能力値の隠蔽をしているのか、冒険者達に焦りは見られない。
「姉ちゃん1人が俺達の相手をするっていうのか? 冗談は止めてくれよ」
「かなりの美人だし、殺さずに傷め付けた後で楽しむとしようぜ!」
「じゃあ俺に任せな」
冒険者の中から1人がマリスに近付いて行く。
大柄の男で武器は棍棒のような物を持っている。
「一撃で終わらせてやるよ!」
男は棍棒を振り上げるとマリスの頭上に振り下ろした。
普通の人間ならあんな一撃を頭に食らえば、痛め付けるどころか即死してしまう。
普通の人間ならの話だが...。
「何!?」
マリスは左手で男の棍棒を受け止めた。
「バ、バカな...ピクリとも動かねーぞ...」
「ロディ様のお心を痛めた貴方達は絶対に許しませんよ」
マリスが右手を手刀の形に変え、男の腹に突き出した。
「が、がはっ!」
マリスの右手は男の腹を貫き背中から顔を出している。
男は身体に鎧を身に付けているが、全く意味を持たないと言わんがばかりに簡単に貫通してしまっている。
マリスが男の腹から右手を引き抜くと、男はその場に崩れ落ちた。
「な、なんだコイツは...」
「ハートがこんなに簡単に殺られるなんて...」
「だったらこれでどうだ!」
後方にいた男が右手をマリスに向ける。
格好からするにこの男は魔法職だろう。
『火球』
男の右手から炎の玉が放たれる。
「おいおい! 燃やしちまったら楽しめないじゃないか!」
炎の玉はマリスの身体に直撃する。しかしマリスの身体が燃え上がることはなく、全くの無傷に見える。
『火球』
男が放ったものよりも遥かに大きな炎の玉がマリスの右手から放たれると男に直撃する。
「ぎゃぁぁぁ!」
男は大きく燃え上がると一瞬で燃え尽きた。
「ヤバイぞ...この女、相当な実力の持ち主だ。一斉に掛かるぞ!」
1人の男を残して全員がマリスに襲い掛かった。
襲い掛かってきた人間を武器も魔法も使うことなく、一瞬でマリスが倒していく。
その手刀はまるで切れ味の良い剣の様に簡単に首を落としていく。
時間にして1分も経っていないだろう。襲ってきた7人の冒険者達は全員が命を落とすこととなった。

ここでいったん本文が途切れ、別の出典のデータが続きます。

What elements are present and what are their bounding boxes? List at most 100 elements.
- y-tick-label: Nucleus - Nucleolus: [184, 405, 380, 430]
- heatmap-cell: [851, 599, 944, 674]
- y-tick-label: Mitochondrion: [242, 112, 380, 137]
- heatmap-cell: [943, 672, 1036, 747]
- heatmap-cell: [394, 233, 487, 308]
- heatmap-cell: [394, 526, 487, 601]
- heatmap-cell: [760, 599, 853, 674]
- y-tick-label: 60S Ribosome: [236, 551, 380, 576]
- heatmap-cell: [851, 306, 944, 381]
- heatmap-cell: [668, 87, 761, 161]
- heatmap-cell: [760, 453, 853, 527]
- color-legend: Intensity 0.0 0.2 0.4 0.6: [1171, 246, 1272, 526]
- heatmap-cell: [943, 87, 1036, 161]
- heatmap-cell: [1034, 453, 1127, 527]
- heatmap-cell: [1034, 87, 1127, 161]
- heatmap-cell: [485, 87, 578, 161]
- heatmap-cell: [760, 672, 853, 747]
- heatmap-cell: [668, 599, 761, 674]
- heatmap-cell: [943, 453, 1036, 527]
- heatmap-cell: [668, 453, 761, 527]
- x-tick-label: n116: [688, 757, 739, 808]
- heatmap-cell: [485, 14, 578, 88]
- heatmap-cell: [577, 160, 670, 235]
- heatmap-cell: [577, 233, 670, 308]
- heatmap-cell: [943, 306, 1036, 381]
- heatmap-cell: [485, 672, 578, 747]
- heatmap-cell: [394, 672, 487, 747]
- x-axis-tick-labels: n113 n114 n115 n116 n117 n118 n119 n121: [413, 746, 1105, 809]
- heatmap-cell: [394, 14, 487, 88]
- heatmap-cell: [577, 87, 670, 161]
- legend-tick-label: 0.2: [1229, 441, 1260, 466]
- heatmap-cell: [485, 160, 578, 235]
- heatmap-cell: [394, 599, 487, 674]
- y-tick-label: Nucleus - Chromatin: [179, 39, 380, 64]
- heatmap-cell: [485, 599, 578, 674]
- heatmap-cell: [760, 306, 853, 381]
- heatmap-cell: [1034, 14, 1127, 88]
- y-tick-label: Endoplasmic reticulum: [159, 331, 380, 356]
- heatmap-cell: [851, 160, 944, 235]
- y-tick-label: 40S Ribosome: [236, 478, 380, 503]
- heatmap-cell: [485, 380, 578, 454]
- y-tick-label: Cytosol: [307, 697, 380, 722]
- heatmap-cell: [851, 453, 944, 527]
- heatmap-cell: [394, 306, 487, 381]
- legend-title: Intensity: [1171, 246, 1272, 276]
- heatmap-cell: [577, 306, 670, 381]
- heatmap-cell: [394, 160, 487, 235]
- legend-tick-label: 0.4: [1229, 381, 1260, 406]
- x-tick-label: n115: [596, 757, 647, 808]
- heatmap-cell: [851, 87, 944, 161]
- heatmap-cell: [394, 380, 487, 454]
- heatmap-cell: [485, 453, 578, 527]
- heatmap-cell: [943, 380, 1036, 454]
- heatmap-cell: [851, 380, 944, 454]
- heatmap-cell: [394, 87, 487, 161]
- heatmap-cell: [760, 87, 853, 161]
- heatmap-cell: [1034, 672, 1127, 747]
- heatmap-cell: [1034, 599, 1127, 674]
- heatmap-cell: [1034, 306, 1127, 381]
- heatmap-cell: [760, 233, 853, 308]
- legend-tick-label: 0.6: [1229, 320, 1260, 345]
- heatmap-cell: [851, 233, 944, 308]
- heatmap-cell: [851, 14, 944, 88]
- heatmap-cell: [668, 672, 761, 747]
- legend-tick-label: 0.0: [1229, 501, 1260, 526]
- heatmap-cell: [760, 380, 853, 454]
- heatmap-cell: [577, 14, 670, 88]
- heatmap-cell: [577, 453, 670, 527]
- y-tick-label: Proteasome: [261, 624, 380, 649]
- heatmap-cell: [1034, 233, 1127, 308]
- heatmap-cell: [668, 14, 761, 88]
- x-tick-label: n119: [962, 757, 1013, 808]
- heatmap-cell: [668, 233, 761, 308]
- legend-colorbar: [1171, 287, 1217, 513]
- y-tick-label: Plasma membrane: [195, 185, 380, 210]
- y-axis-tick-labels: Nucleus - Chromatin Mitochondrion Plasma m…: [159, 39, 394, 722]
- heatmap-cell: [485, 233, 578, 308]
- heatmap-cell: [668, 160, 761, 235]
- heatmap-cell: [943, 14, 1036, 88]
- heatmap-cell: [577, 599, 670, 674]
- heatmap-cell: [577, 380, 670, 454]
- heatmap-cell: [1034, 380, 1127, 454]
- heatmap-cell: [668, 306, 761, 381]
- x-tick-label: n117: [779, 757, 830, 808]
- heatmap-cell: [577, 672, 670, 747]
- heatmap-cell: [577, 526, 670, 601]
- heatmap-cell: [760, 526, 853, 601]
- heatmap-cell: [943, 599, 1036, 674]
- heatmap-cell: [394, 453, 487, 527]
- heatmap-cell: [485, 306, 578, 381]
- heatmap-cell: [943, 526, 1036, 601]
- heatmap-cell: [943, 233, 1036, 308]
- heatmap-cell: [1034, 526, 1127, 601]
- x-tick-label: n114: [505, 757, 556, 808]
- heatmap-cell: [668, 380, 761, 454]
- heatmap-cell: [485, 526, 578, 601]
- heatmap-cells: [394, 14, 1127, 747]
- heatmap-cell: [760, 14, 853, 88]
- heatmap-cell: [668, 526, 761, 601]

「ふふふ。相当な強さだな。だが、そいつらと俺を一緒にするんじゃないぞ? 俺はSランク冒険者のラウル...ぐふっ!」
マリスは1人残っていた男に一瞬で近付くと、右手を伸ばしてその胸を貫いた。
男の名前がラウルなのか、その続きがあったのかはわからないが、俺がそれを知ることはこの先一生ないだろう。

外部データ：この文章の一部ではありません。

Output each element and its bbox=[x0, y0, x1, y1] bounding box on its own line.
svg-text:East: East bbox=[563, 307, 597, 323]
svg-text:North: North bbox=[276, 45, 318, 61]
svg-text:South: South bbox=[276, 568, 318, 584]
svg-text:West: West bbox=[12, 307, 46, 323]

「バカな...Aランク以上の冒険者達がこんなにアッサリ殺られるなんて...」
ガラムがマリスの戦いを見て怯えている。
明らかに過小戦力だと気付いたところで、時既に遅しだ。
「あ、あんな女に勝てる筈がない...」
ガラムが少しづつ後退りする。
「安心しろ。お前の相手をするのは私だ」
俺は拳を握り締めガラムに殴り掛かった。